Let’s face it, no one wants to deal with insurance companies, especially after a car accident. With all the stress that comes along with car accidents, you may ask yourself which headaches you can avoid, and which ones are necessary to properly handle your situation. But do you have to talk to insurance companies after an accident? This article will tell you when it is and isn’t necessary to speak with insurance investigators.
What Are Insurance Agents Looking For?
Most of the time, insurance agents are trying to find the facts of a case, but they are also constantly on the lookout for fraud. Fraudulent cases happen when people file false claims or claims including untrue information in an attempt to profit from an insurance policy. If a claim is deemed fraudulent, the filer can be dropped from their insurance policy or even charged with a criminal offence. Because fraud is taken so seriously, insurance investigators will contact you to ask for personal information including driving history, financial records, proof of registration and more. It is also the insurance investigator’s job to determine who is at fault in an accident which is another reason why they ask these questions, but are you required to aid in these investigations?
When Do I Have to Talk to the Insurance Company?
Now that you know what the insurance company is looking for and why, you can determine whether or not you have to talk to them after your car accident. The simple answer is, yes, if it is your insurance company you must share the details of your car accident with them. Under the duty of the utmost good faith clause in your insurance contract, you are obligated to share the honest details of your accident. In addition to this, per your insurance contract, your conversation with your insurance provider must be recorded and used as evidence in the investigation. The good news about this is that your insurance company is most likely trying to prove that you were not at fault.
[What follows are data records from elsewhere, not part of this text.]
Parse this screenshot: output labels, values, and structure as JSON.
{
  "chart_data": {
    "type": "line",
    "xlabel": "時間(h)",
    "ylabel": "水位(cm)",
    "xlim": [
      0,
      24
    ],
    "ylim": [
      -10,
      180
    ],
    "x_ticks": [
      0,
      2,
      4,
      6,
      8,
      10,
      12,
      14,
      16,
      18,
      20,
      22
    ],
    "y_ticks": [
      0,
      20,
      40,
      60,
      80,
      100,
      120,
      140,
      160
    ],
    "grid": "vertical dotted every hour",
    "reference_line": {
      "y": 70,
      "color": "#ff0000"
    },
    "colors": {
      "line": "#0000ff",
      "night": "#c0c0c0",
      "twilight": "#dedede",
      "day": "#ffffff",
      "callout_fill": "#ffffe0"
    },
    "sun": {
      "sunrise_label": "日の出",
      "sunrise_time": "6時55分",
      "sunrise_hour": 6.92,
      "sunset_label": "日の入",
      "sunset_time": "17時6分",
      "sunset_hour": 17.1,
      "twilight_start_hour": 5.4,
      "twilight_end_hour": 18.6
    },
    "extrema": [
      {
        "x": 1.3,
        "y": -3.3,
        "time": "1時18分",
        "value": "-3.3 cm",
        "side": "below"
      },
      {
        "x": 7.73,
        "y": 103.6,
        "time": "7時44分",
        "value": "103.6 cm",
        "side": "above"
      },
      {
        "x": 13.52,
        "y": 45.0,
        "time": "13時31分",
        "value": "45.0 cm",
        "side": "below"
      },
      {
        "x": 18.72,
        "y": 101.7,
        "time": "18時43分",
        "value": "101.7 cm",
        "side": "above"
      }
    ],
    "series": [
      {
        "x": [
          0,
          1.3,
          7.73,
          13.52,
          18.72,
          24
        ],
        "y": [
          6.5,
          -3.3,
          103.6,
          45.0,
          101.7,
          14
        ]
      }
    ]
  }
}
On the other hand, if the other party’s insurance company contacts you, you do not have an obligation to speak with them. In fact, it is strongly advised that you do not speak to the other party’s insurance company (unless you have counsel) because they are most likely trying to prove that you are the at fault party. This is especially true if the insurance company attempts to record the conversation.
It’s the job of insurance investigators to find out the details of a claim, but you should only ever talk to your own insurance agent after a car accident. The investigator from the other party’s insurance company is most likely looking for evidence to prove that the accident was your fault, so it is in your best interest to refrain from speaking to them unless you have a lawyer present.